Return skillet to medium-high heat and add 1 tablespoon of the olive oil. Add the peppers, season with salt and black pepper and cook, in a single layer and undisturbed, until lightly blistered on 1 side, for about 2 minutes. Toss peppers and cook, undisturbed, until blistered all over and just tender, for 1 to 2 minutes more. Scrape peppers into bowl and leave them on top of sausage.

Return skillet to medium-high heat and add 1 tablespoon of the olive oil. Add the okra to skillet, season with salt and black pepper and cook, using tongs to arrange each piece cut side down as much as you can (this helps rid them of their slimy texture, but don’t sweat over it), until charred on 1 side, for 3 to 4 minutes. Toss okra in skillet and continue cooking until lightly charred on other side and just tender, for 3 to 4 minutes more. Scrape okra into bowl and leave it on top of peppers.

Return skillet to medium heat and add remaining 1 tablespoon olive oil. Add the corn, season with salt and black pepper, and sugar if using, and cook, stirring occasionally, until tender and lightly browned, for 3 to 4 minutes. Scrape corn into bowl, add vinegar-garlic mixture and toss everything together while warm.

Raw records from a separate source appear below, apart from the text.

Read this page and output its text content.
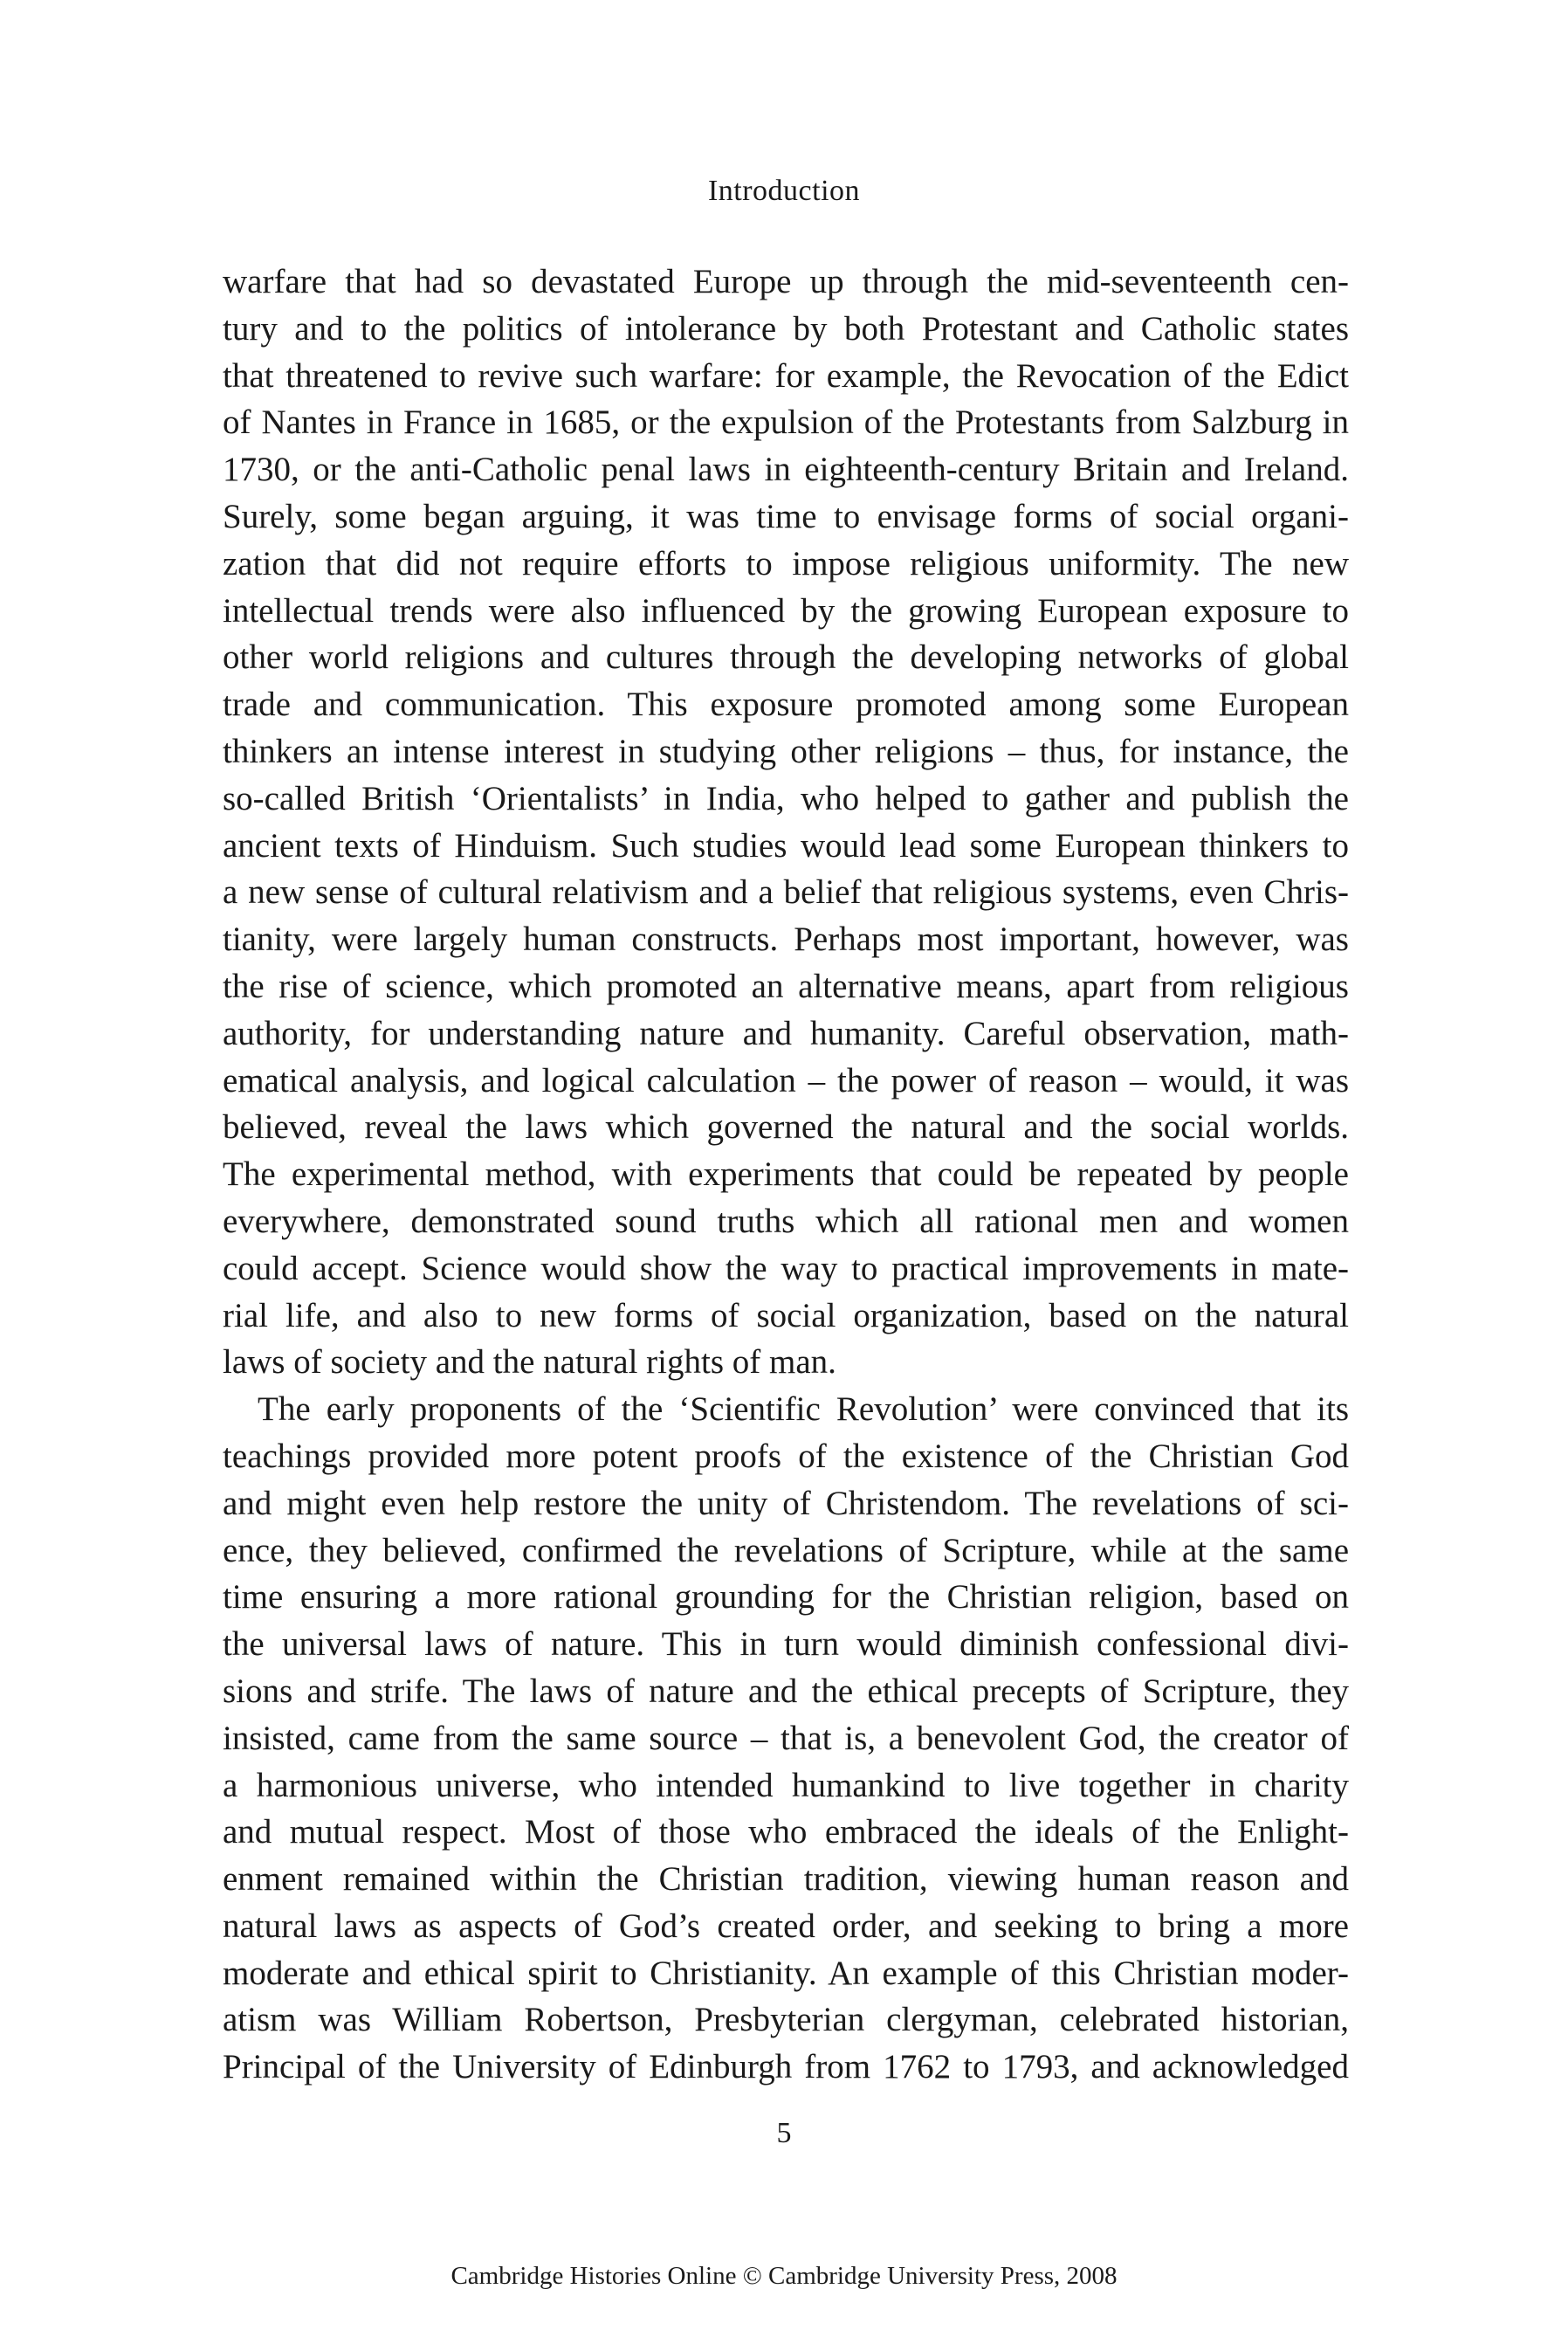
Introduction
warfare that had so devastated Europe up through the mid-seventeenth cen-
tury and to the politics of intolerance by both Protestant and Catholic states
that threatened to revive such warfare: for example, the Revocation of the Edict
of Nantes in France in 1685, or the expulsion of the Protestants from Salzburg in
1730, or the anti-Catholic penal laws in eighteenth-century Britain and Ireland.
Surely, some began arguing, it was time to envisage forms of social organi-
zation that did not require efforts to impose religious uniformity. The new
intellectual trends were also influenced by the growing European exposure to
other world religions and cultures through the developing networks of global
trade and communication. This exposure promoted among some European
thinkers an intense interest in studying other religions – thus, for instance, the
so-called British ‘Orientalists’ in India, who helped to gather and publish the
ancient texts of Hinduism. Such studies would lead some European thinkers to
a new sense of cultural relativism and a belief that religious systems, even Chris-
tianity, were largely human constructs. Perhaps most important, however, was
the rise of science, which promoted an alternative means, apart from religious
authority, for understanding nature and humanity. Careful observation, math-
ematical analysis, and logical calculation – the power of reason – would, it was
believed, reveal the laws which governed the natural and the social worlds.
The experimental method, with experiments that could be repeated by people
everywhere, demonstrated sound truths which all rational men and women
could accept. Science would show the way to practical improvements in mate-
rial life, and also to new forms of social organization, based on the natural
laws of society and the natural rights of man.
The early proponents of the ‘Scientific Revolution’ were convinced that its
teachings provided more potent proofs of the existence of the Christian God
and might even help restore the unity of Christendom. The revelations of sci-
ence, they believed, confirmed the revelations of Scripture, while at the same
time ensuring a more rational grounding for the Christian religion, based on
the universal laws of nature. This in turn would diminish confessional divi-
sions and strife. The laws of nature and the ethical precepts of Scripture, they
insisted, came from the same source – that is, a benevolent God, the creator of
a harmonious universe, who intended humankind to live together in charity
and mutual respect. Most of those who embraced the ideals of the Enlight-
enment remained within the Christian tradition, viewing human reason and
natural laws as aspects of God’s created order, and seeking to bring a more
moderate and ethical spirit to Christianity. An example of this Christian moder-
atism was William Robertson, Presbyterian clergyman, celebrated historian,
Principal of the University of Edinburgh from 1762 to 1793, and acknowledged
5
Cambridge Histories Online © Cambridge University Press, 2008
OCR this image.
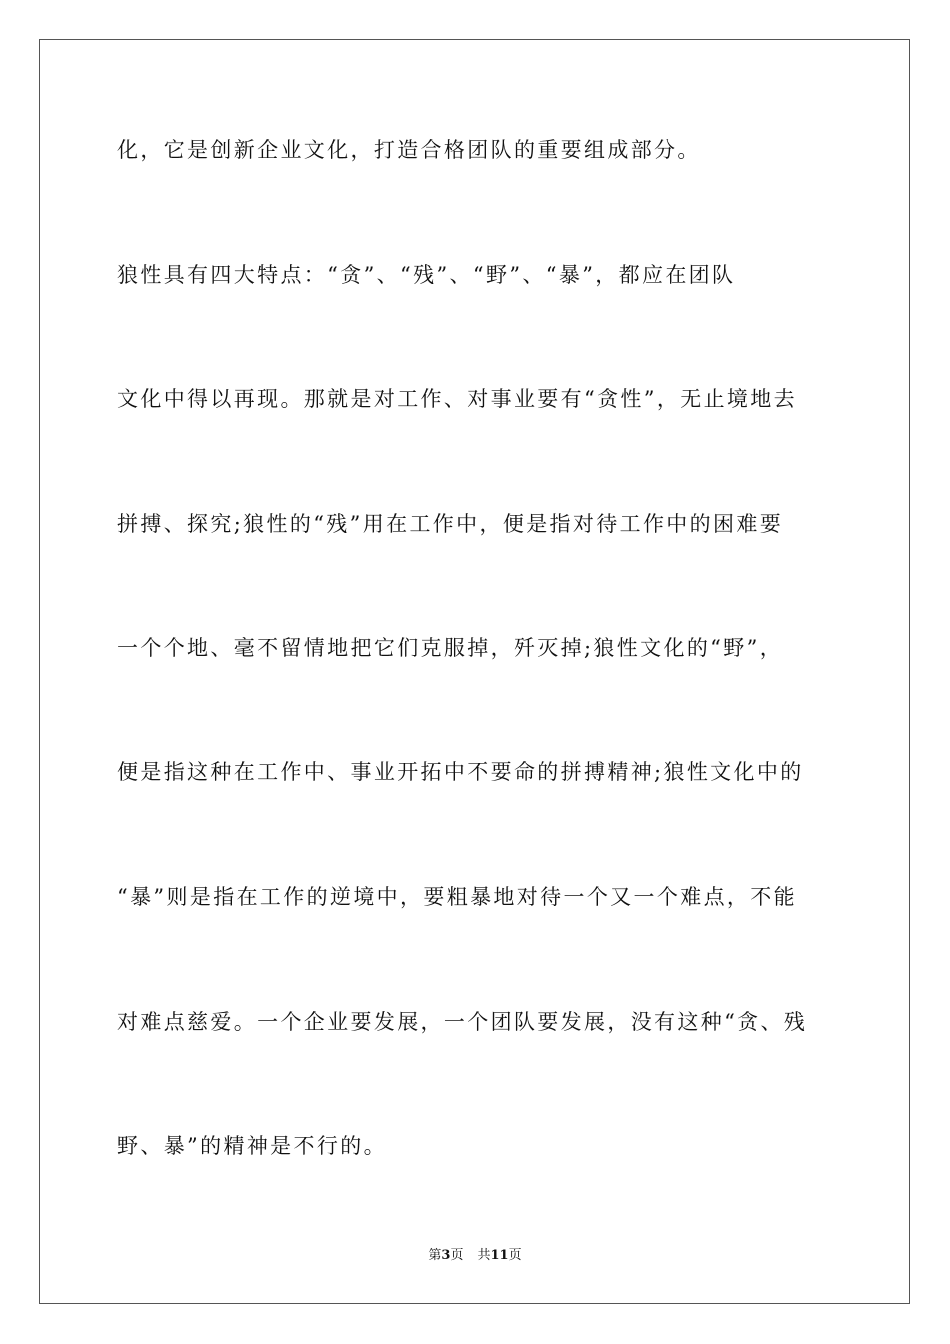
化，它是创新企业文化，打造合格团队的重要组成部分。
狼性具有四大特点：“贪”、“残”、“野”、“暴”，都应在团队
文化中得以再现。那就是对工作、对事业要有“贪性”，无止境地去
拼搏、探究;狼性的“残”用在工作中，便是指对待工作中的困难要
一个个地、毫不留情地把它们克服掉，歼灭掉;狼性文化的“野”，
便是指这种在工作中、事业开拓中不要命的拼搏精神;狼性文化中的
“暴”则是指在工作的逆境中，要粗暴地对待一个又一个难点，不能
对难点慈爱。一个企业要发展，一个团队要发展，没有这种“贪、残
野、暴”的精神是不行的。
第3页 共11页
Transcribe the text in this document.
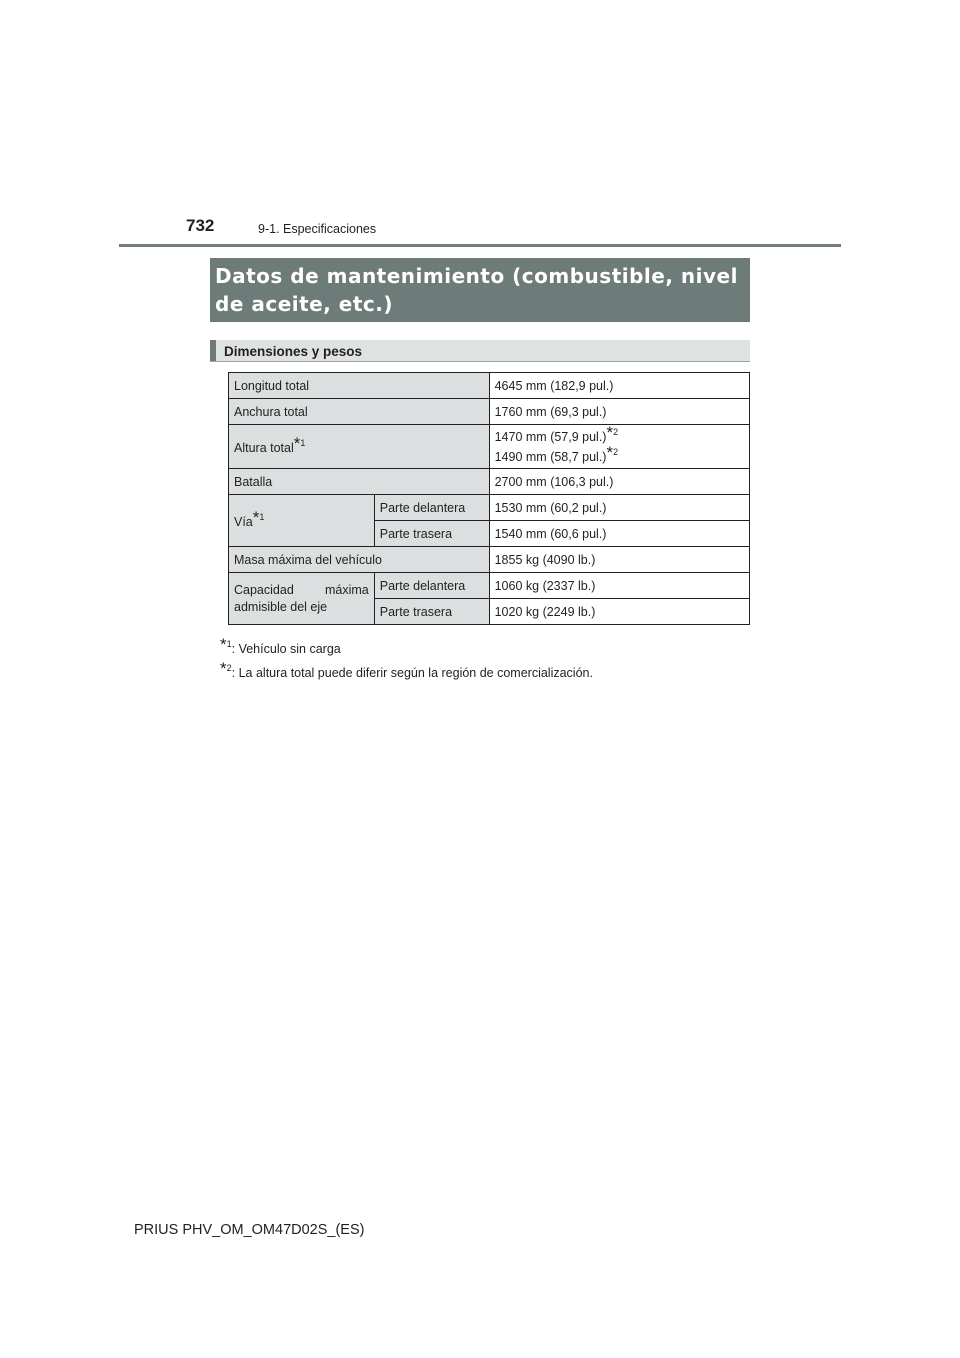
732	9-1. Especificaciones
Datos de mantenimiento (combustible, nivel
de aceite, etc.)
Dimensiones y pesos
Longitud total		4645 mm (182,9 pul.)
Anchura total		1760 mm (69,3 pul.)
Altura total*$^1$		1470 mm (57,9 pul.)*$^2$
1490 mm (58,7 pul.)*$^2$

Batalla		2700 mm (106,3 pul.)
Vía*$^1$	Parte delantera	1530 mm (60,2 pul.)
	Parte trasera	1540 mm (60,6 pul.)
Masa máxima del vehículo		1855 kg (4090 lb.)

Capacidad máxima
admisible del eje	Parte delantera	1060 kg (2337 lb.)
	Parte trasera	1020 kg (2249 lb.)
*$^1$: Vehículo sin carga
*$^2$: La altura total puede diferir según la región de comercialización.
PRIUS PHV_OM_OM47D02S_(ES)
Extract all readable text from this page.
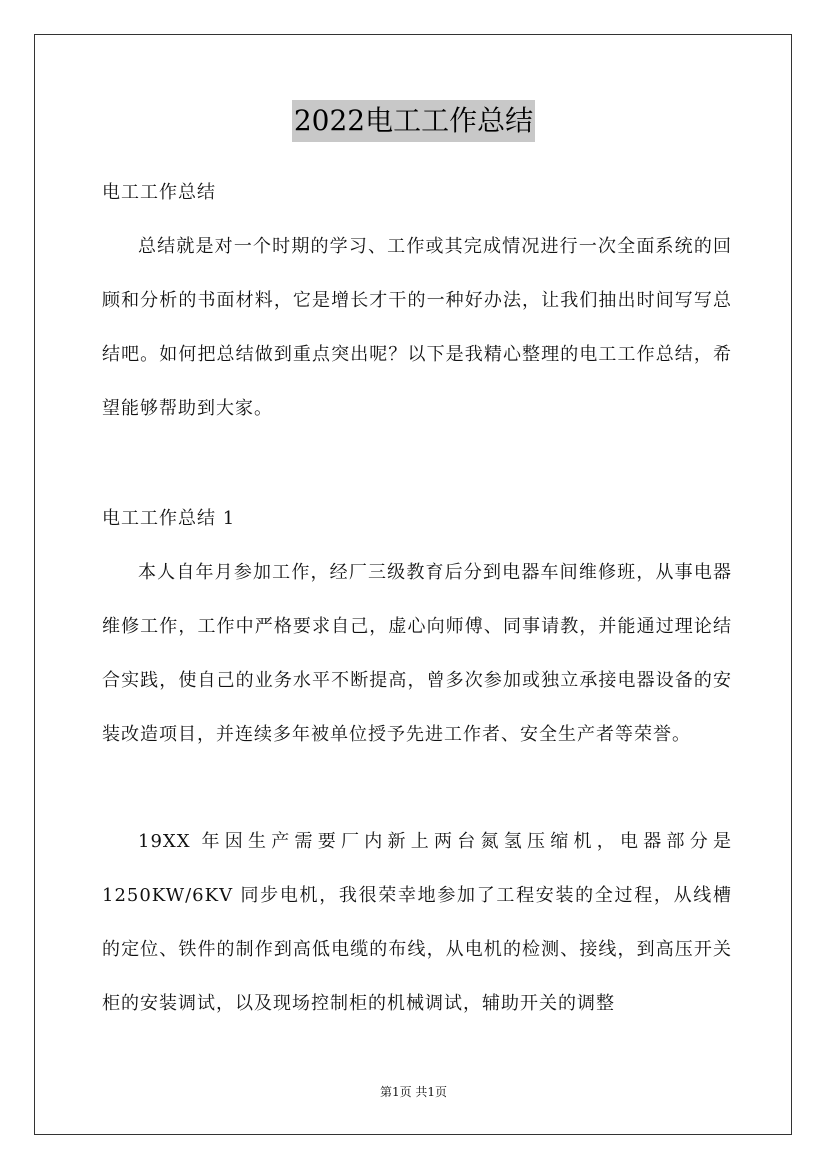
2022电工工作总结
电工工作总结

总结就是对一个时期的学习、工作或其完成情况进行一次全面系统的回顾和分析的书面材料，它是增长才干的一种好办法，让我们抽出时间写写总结吧。如何把总结做到重点突出呢？以下是我精心整理的电工工作总结，希望能够帮助到大家。

电工工作总结 1

本人自年月参加工作，经厂三级教育后分到电器车间维修班，从事电器维修工作，工作中严格要求自己，虚心向师傅、同事请教，并能通过理论结合实践，使自己的业务水平不断提高，曾多次参加或独立承接电器设备的安装改造项目，并连续多年被单位授予先进工作者、安全生产者等荣誉。

19XX 年因生产需要厂内新上两台氮氢压缩机，电器部分是1250KW/6KV 同步电机，我很荣幸地参加了工程安装的全过程，从线槽的定位、铁件的制作到高低电缆的布线，从电机的检测、接线，到高压开关柜的安装调试，以及现场控制柜的机械调试，辅助开关的调整

第1页 共1页
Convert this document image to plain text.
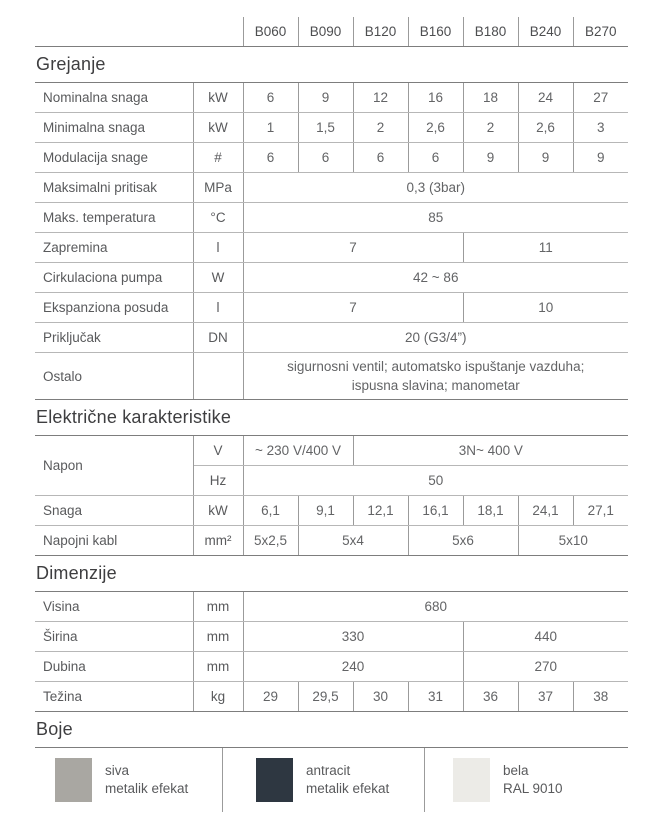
	B060	B090	B120	B160	B180	B240	B270
Grejanje
Nominalna snaga	kW	6	9	12	16	18	24	27
Minimalna snaga	kW	1	1,5	2	2,6	2	2,6	3
Modulacija snage	#	6	6	6	6	9	9	9
Maksimalni pritisak	MPa	0,3 (3bar)						
Maks. temperatura	°C	85						
Zapremina	l	7				11		
Cirkulaciona pumpa	W	42 ~ 86						
Ekspanziona posuda	l	7				10		
Priključak	DN	20 (G3/4”)						
Ostalo		sigurnosni ventil; automatsko ispuštanje vazduha;
ispusna slavina; manometar						
Električne karakteristike
Napon	V	~ 230 V/400 V		3N~ 400 V				
	Hz	50						
Snaga	kW	6,1	9,1	12,1	16,1	18,1	24,1	27,1
Napojni kabl	mm²	5x2,5	5x4		5x6		5x10	
Dimenzije
Visina	mm	680						
Širina	mm	330				440		
Dubina	mm	240				270		
Težina	kg	29	29,5	30	31	36	37	38
Boje
siva
metalik efekat
antracit
metalik efekat
bela
RAL 9010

Immediately spoon salad over tomatoes in an even layer. Sprinkle with flaky sea salt and more black pepper. Garnish with basil just before serving.

Makes 2 to 4 servings.

VARIATION: If you have bacon, use 6 strips, cooked and crumbled, in place of the sausage. If there are leftovers, sandwich with queso Oaxaca or mozzarella between tortillas for quesadillas. Want to make this vegan? Use vegan meat substitutes like Beyond Meat spicy Italian sausage, soyrizo or cooked, crumbled extra-firm tofu. Or omit meat altogether and replace it with diced avocado.